Czysty zwykle i jasny dom pogrążony był w półmroku, a w przeciągu po posadzkach fruwały koty kurzu. Faith bez zastanowienia obrała właściwą drogę do dużej sypialni, po drodze podciągając rękawy koszuli i przeczesując mokre od wiszącej w powietrzu wilgoci włosy. Przed wejściem zatrzymała się przy lustrze w korytarzu. Odbijało ono przestraszoną osobę w wieku lat pięćdziesięciu, prawie całkowicie siwą na skroniach i nad czołem. Wyglądało na to, że zwierciadła faktycznie mówiły prawdę. Przez chwilę walczyła z wyrazem twarzy, usiłując wskrzesić w sobie jakąś beztroskę, jakieś pokrzepienie, którego wszyscy by się po niej spodziewali, a potem zapukała i od razu weszła.
Buffy leżała w wielkim łożu w centrum pokoju. Dookoła niej zgromadziła się cała rozszerzona rodzina Summers: z lewej Dawn z mężem, Xander, znowu samotny, obok niego Lizzie i Sarah, po drugiej stronie Willow z Daphne, Satsu, cała w czerni, poważna Lena, dalej Katia i Vi. U wezgłowia stał Spike, z wyglądu najmłodszy ze zgromadzonych, z wyrazu oczu - zdecydowanie najstarszy. Thomas zamknął za Faith drzwi i dołączył do Dawn, która złapała syna za rękę.
- Faith - powiedziała Buffy, unosząc się lekko na poduszkach. Głos miała jeszcze silny i stanowczy. - Dotarłaś.
- Oczywiście, B. - Faith rozpromieniła się na jej widok, chociaż wcale nie było jej do śmiechu. - Jak miałabym nie dotrzeć. Jakieś głupie zmiany klimatyczne nie mogłyby mi w tym przeszkodzić.
- Tak się cieszę, że cię widzę. - Wyciągnęła rękę. Faith usiadła na skraju łóżka i chwyciła ją w dwie swoje, starając się nie okazać po sobie, jak bardzo przeraziło ją to, co zobaczyła: bandaże, zapadniętą twarz Buffy, ślady po ukłuciach na jej bladych przedramionach.
- To coś nowego, B. - zażartowała drętwo i popatrzyła po zgromadzonych. Spike wyglądał, jakby ktoś nie tylko przeszedł się po jego grobie, ale po nim skakał. Willow patrzyła w okno. Młode - wcale nie już takie młode - siedziały na fotelach, jakby od dawna nie ruszały się z miejsca. - Na co tak wszyscy czekają?
- Ponoć nie mam już wiele czasu. Tak naprawdę czekałam tylko na ciebie.

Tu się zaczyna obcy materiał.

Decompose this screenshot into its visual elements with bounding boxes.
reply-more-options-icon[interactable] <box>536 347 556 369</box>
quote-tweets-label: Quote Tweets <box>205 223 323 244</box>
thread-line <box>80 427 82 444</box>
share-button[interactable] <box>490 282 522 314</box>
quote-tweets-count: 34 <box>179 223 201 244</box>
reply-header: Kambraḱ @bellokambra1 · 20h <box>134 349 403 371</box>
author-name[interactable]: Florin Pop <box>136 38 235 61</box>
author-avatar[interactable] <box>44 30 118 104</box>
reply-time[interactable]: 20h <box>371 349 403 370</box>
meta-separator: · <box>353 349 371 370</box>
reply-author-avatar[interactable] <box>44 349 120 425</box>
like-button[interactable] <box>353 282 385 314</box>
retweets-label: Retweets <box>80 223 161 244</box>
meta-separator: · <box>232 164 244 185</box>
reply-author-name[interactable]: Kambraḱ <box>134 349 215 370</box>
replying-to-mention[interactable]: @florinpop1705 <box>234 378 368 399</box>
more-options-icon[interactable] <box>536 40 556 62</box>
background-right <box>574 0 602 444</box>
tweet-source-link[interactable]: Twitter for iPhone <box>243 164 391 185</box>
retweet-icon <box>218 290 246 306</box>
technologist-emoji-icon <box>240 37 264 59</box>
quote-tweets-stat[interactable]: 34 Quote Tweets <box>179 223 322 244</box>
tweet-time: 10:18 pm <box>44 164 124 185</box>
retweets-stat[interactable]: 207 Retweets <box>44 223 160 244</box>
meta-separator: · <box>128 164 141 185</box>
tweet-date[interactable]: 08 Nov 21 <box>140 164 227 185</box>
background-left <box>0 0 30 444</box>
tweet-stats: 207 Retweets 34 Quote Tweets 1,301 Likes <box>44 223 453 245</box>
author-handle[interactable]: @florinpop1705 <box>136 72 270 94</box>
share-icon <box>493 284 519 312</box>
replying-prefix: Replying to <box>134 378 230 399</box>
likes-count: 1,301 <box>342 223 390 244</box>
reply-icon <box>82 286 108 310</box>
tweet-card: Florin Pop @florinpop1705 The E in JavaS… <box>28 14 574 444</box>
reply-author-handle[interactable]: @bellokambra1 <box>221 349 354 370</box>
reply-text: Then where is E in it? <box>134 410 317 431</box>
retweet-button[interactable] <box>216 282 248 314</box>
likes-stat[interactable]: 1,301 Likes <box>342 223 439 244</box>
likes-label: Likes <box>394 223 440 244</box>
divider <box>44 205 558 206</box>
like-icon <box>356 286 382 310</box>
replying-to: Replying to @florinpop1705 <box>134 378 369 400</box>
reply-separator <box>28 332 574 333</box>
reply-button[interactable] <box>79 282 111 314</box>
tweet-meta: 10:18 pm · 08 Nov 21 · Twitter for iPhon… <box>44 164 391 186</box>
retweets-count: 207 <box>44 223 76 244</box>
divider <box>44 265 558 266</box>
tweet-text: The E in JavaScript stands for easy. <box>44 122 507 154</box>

- Co ty gadasz, B. - Teraz się naprawdę przeraziła. - Wyliżesz się z tego jak zawsze.
- Nie tym razem. Chciałam, żeby wszyscy byli tu obecni, kiedy coś ogłoszę.

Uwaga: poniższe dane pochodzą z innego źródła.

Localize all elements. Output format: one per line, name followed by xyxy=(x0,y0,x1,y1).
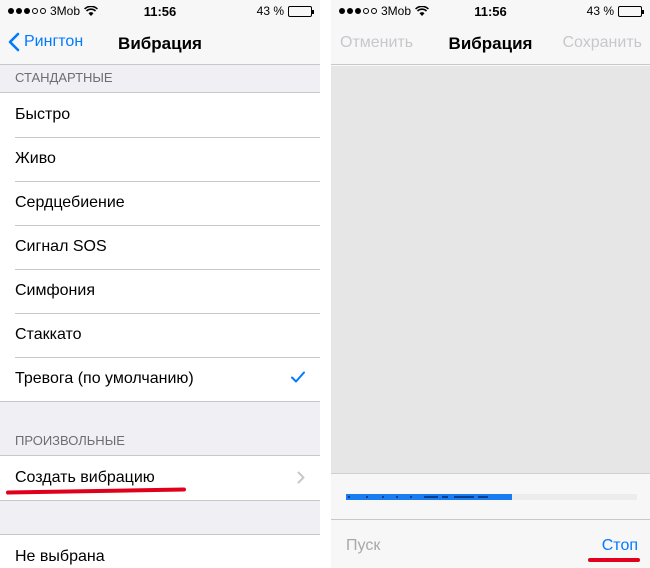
chevron-right-icon xyxy=(297,471,305,484)
list-item[interactable]: Симфония xyxy=(0,269,320,313)
battery: 43 % xyxy=(586,4,644,18)
playback-area xyxy=(331,474,650,520)
list-item[interactable]: Не выбрана xyxy=(0,535,320,568)
list-item-label: Живо xyxy=(15,150,56,167)
playback-track[interactable] xyxy=(346,494,637,500)
list-item[interactable]: Быстро xyxy=(0,93,320,137)
pattern-mark xyxy=(454,496,474,498)
list-item[interactable]: Живо xyxy=(0,137,320,181)
divider xyxy=(320,0,331,568)
battery-percent: 43 % xyxy=(586,4,614,18)
nav-bar: Отменить Вибрация Сохранить xyxy=(331,22,650,65)
right-screen: 3Mob 11:56 43 % Отменить Вибрация Сохран… xyxy=(331,0,650,568)
list-item-label: Сигнал SOS xyxy=(15,238,107,255)
list-item-label: Тревога (по умолчанию) xyxy=(15,370,194,387)
pattern-mark xyxy=(348,496,350,498)
status-bar: 3Mob 11:56 43 % xyxy=(331,0,650,22)
list-item-selected[interactable]: Тревога (по умолчанию) xyxy=(0,357,320,401)
save-button[interactable]: Сохранить xyxy=(562,34,642,52)
chevron-left-icon xyxy=(8,32,20,52)
list-item[interactable]: Стаккато xyxy=(0,313,320,357)
battery-icon xyxy=(618,5,644,17)
list-item-label: Симфония xyxy=(15,282,95,299)
pattern-mark xyxy=(366,496,368,498)
pattern-mark xyxy=(478,496,488,498)
custom-vibrations-list: Создать вибрацию xyxy=(0,455,320,501)
pattern-mark xyxy=(424,496,438,498)
left-screen: 3Mob 11:56 43 % Рингтон Вибрация СТАНДАР… xyxy=(0,0,320,568)
list-item[interactable]: Сердцебиение xyxy=(0,181,320,225)
nav-bar: Рингтон Вибрация xyxy=(0,22,320,65)
list-item[interactable]: Сигнал SOS xyxy=(0,225,320,269)
battery-icon xyxy=(288,5,314,17)
toolbar: Пуск Стоп xyxy=(331,521,650,568)
play-button[interactable]: Пуск xyxy=(346,537,380,555)
playback-progress xyxy=(346,494,512,500)
standard-vibrations-list: Быстро Живо Сердцебиение Сигнал SOS Симф… xyxy=(0,92,320,402)
pattern-mark xyxy=(410,496,412,498)
pattern-mark xyxy=(442,496,448,498)
pattern-mark xyxy=(382,496,384,498)
pattern-mark xyxy=(396,496,398,498)
stop-button[interactable]: Стоп xyxy=(602,537,638,555)
vibration-recording-area[interactable] xyxy=(331,66,650,474)
battery: 43 % xyxy=(256,4,314,18)
list-item-label: Создать вибрацию xyxy=(15,469,155,486)
list-item-label: Быстро xyxy=(15,106,71,123)
battery-percent: 43 % xyxy=(256,4,284,18)
status-bar: 3Mob 11:56 43 % xyxy=(0,0,320,22)
section-header-custom: ПРОИЗВОЛЬНЫЕ xyxy=(15,433,125,448)
page-title: Вибрация xyxy=(118,34,202,53)
checkmark-icon xyxy=(291,371,305,383)
none-list: Не выбрана xyxy=(0,534,320,568)
list-item-label: Стаккато xyxy=(15,326,82,343)
highlight-underline xyxy=(588,558,640,562)
list-item-label: Не выбрана xyxy=(15,548,105,565)
list-item-label: Сердцебиение xyxy=(15,194,125,211)
section-header-standard: СТАНДАРТНЫЕ xyxy=(15,70,113,85)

- Ciociu! - powiedziała zaszokowana Sarah, a Xander objął ją ręką. Spike usiadł po przeciwległej stronie łóżka i położył rękę na ramieniu Buffy. Tak trwali przez chwilę, w milczeniu, a potem Buffy zaczęła mówić:
- Moja śmierć nie oznacza, że coś się skończyło. Wy wszyscy musicie iść dalej. Dlatego zapisuję ten dom po połowie…
●
Faith ocknęła się, kiedy ktoś zaświecił na nią latarką.
- Tutaj jest - powiedziała z dezaprobatą Vi.
- Nie po oczach! - Zasłoniła się ręką. - Kurwa, zasnęłam. Sorry.
- Dajesz zły przykład, Faith - powiedziała Buffy, trącając ją butem w udo. - Wstawajcie, żołnierzu, zmiana warty.
- Czy burza minęła? - Faith wstała niechętnie. W krzyżu jej coś przeskoczyło.
- Nawet się na to nie zapowiada. Vi, cztery godziny?
- Tak jest.
Ruszyły z Buffy korytarzem w kierunku głównego pomieszczenia domu. Na zewnątrz szalała kolejna burza magnetyczna. Faith uniosła rękę, żeby odgarnąć włosy i sama sobie zaśmierdziała - nie myła się od trzech dni.
- Jestem zaniepokojona, kiedy milczysz dłużej niż pięć sekund - powiedziała Buffy konspiracyjnym szeptem.
- Sorry. - Faith potarła oczy ręką. - Miałam cholernie dziwny sen.
- Dobry? Zły? Proroczy może?
- Wszystko po trochu. - Spojrzała z ukosa na Buffy, która była brudna jak górnik i miała tłuste włosy, ale na której twarzy kwitły zdrowe rumieńce. - W sumie dobry, jak o tym pomyśleć.
- Chociaż tyle masz z tego spania na warcie.
- No. Nie wiem, co we mnie wstąpiło.
Usiadły koło ognia. Któraś z juniorek chrapała. Faith roztarła zziębnięte dłonie i uśmiechnęła się do siebie.